Dans le nord où le froid et le gris me glacent les os
Je me rêve à revoir mon pays
Et les murs de Trantio
J'ai fait le tour du monde
Ramenant avec moi
Joyaux et bourses rondes
Que j'égarais avec effroi
Sur un âne
Me voilà va nu pieds
Mais pas tête nue
Pauvre aventurier
Mais qui ne perd pas de vue
Son héritage.
Petit tremolo en croisant du regard les badauds intrigués et imbibés du lieu.
Moi qui ait connu toutes ces années que les belles du nord
J'aimerai croquer à plein fruit
Les femmes de mi amore
Ramenez moi très loin de l'empire
Ramenez moi jusqu'à nos collines
Il est vrai que rien ne peut ternir l'éclat des statues trantines.

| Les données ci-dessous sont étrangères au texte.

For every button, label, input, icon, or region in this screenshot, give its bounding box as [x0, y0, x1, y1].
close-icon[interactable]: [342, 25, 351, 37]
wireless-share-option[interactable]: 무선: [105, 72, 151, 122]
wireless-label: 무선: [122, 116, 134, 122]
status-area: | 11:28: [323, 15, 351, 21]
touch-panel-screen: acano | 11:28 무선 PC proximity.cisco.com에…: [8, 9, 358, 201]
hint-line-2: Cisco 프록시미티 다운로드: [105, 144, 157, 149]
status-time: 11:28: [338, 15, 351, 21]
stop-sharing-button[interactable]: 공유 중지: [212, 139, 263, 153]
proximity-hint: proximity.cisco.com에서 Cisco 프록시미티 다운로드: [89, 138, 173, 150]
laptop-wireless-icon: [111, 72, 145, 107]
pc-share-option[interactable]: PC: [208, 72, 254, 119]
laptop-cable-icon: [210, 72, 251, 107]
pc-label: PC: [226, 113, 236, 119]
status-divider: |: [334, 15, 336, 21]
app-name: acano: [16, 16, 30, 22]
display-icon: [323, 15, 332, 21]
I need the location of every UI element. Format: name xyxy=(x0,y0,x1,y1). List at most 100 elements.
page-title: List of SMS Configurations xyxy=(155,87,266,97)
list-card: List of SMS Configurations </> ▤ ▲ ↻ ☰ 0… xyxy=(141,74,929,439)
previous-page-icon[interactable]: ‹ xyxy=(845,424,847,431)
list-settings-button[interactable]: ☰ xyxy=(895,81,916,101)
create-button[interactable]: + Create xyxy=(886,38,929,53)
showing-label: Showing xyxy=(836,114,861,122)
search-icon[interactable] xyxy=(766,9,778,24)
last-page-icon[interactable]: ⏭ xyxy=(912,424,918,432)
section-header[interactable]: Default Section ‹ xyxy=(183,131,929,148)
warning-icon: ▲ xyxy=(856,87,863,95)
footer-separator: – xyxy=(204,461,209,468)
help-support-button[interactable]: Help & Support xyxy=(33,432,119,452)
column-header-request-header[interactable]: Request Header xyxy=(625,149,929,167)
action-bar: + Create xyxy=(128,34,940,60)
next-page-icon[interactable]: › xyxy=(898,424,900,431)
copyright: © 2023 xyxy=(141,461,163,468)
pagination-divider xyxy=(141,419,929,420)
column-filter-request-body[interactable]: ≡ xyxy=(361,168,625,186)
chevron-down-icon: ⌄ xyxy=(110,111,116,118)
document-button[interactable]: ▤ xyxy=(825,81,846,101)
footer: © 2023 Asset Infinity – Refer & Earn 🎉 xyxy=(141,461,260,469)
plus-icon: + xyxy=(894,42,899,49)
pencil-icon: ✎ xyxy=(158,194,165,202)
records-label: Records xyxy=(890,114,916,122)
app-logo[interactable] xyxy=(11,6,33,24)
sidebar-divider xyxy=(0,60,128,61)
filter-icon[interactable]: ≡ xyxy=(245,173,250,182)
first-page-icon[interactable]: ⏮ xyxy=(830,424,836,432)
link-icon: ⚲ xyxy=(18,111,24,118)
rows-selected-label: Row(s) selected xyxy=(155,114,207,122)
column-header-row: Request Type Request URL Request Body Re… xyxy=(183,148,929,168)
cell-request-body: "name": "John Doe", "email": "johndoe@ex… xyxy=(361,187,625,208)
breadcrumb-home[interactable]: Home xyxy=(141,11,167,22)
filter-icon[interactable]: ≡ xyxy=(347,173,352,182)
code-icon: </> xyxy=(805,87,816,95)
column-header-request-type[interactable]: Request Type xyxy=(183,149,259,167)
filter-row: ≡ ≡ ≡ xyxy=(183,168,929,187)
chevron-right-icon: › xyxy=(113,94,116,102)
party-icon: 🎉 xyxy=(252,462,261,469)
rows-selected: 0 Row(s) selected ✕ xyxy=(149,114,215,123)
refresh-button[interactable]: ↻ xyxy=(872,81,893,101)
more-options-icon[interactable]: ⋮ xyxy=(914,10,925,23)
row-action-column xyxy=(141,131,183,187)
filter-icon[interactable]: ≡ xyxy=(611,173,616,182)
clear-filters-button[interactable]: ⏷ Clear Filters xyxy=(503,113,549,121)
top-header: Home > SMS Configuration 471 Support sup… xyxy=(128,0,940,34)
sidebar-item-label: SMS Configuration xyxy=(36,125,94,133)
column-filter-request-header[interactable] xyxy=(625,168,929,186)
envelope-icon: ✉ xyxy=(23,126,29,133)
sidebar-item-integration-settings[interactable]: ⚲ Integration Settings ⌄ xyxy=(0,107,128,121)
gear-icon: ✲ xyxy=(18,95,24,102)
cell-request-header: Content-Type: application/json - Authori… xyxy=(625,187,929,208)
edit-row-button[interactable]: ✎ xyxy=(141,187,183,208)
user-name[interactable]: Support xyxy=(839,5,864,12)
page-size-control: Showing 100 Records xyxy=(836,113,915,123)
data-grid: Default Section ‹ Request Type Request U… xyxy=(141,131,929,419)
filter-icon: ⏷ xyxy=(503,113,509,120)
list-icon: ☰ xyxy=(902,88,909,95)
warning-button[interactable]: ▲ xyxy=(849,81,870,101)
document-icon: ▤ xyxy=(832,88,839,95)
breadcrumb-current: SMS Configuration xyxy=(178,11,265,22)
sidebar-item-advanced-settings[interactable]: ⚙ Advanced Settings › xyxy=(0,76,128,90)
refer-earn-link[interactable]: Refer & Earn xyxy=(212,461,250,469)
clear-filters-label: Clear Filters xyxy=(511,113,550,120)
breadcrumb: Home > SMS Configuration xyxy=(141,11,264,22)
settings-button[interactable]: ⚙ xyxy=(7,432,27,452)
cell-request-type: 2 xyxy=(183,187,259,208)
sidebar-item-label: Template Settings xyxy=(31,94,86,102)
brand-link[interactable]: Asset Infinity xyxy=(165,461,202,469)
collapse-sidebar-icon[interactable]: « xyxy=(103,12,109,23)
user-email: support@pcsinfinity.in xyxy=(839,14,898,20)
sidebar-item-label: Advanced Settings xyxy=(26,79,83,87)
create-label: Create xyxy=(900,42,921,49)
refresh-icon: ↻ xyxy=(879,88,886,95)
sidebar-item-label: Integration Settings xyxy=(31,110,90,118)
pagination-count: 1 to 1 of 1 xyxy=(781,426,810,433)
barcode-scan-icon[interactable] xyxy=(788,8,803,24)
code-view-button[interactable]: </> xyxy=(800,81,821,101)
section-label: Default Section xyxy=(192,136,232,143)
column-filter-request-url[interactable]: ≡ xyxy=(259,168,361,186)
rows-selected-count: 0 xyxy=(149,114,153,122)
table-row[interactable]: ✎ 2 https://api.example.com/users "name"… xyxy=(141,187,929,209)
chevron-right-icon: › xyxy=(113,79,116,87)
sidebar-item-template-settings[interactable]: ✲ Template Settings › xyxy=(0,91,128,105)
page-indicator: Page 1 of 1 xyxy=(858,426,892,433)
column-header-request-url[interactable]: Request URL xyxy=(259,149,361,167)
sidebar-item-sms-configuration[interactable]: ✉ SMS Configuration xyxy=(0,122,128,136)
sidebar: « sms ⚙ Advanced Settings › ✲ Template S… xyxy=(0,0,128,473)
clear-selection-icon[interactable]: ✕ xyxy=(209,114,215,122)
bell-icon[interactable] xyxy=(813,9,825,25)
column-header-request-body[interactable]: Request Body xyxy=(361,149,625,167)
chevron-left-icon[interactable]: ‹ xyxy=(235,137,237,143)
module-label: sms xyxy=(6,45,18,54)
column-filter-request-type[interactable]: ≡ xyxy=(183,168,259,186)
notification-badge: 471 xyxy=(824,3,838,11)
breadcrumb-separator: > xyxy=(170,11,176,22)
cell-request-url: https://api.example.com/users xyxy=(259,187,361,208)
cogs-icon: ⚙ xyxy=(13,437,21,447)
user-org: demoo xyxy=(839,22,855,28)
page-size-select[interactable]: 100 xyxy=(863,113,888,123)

Dans les rades à la tombée du jour avec les copains quand on parle de filles et d'amour un verre à la main
Je perds la notion des choses
Et soudain ma pensée
M'enlève et me dépose
Je suis déjà rentré
Dans ma sublime cité
Où je revois mes gars
Les palais et les princes
Les bordels et le marbre
Les burins et les pinces
Et l'été.
Car le printemps suivait l'Hiver, et il le laissait de l'autre côté des montagnes ce putain d'hiver.
On rembarque et on regrette bien
La terre et son confort
Et on attend des nuits des jours sur le foin
D'arriver à bon port.
Ramenez moi très loin de l'empire
Ramenez moi jusqu'à nos collines
Il est vrai que rien ne peut ternir l'éclat des statues trantines.
Un beau jour un matin de printemps
Je reverrai Trantio
Parti des royaumes glaçants
D'Ulric et de ses louveteaux
Prenant la route qui mène
À mes souvenirs d'enfants
Aux pensées lointaines
Qui reviennent en courant
Enfin revivre !
Arriver, revivre, improviser le temps qui lui restait.
Où les filles attendries
Vous ravissent le cœur
De soldat de bandit
Mais aussi de rêveur
Qui se délivre
Je croyais fuir mon passé
Mais lâchant ces remords
Je pourrais enfin débarquer
En chantant à bon port.
Ramenez moi très loin de l'empire
Ramenez moi jusqu'à nos collines
Il est vrai que rien ne peut ternir l'éclat des statues trantines.
Fin de la mélodie, silence, quelques larmes au creux des rides, l'émotion, l'alcool, le deuil des frères, et de quelques anciennes vies laissées là bas pour commencer sa nouvelle.
Tard dans la nuit, sur un lit de paille creusé par les passages successifs, une jeune femme aux yeux de jais se dénudait pour le plaisir d'un aventurier. Une femme à en faire jalouser Myrmidia, bon uniquement après le septième pichet de vin, mais une belle brune aux courbes douces qui offraient à Piero le seul foyer qu'il n'avait jamais eu depuis tant d'années. Le sein chaud des femmes d'une nuit qui murmuraient des je t'aime si vite évanouis.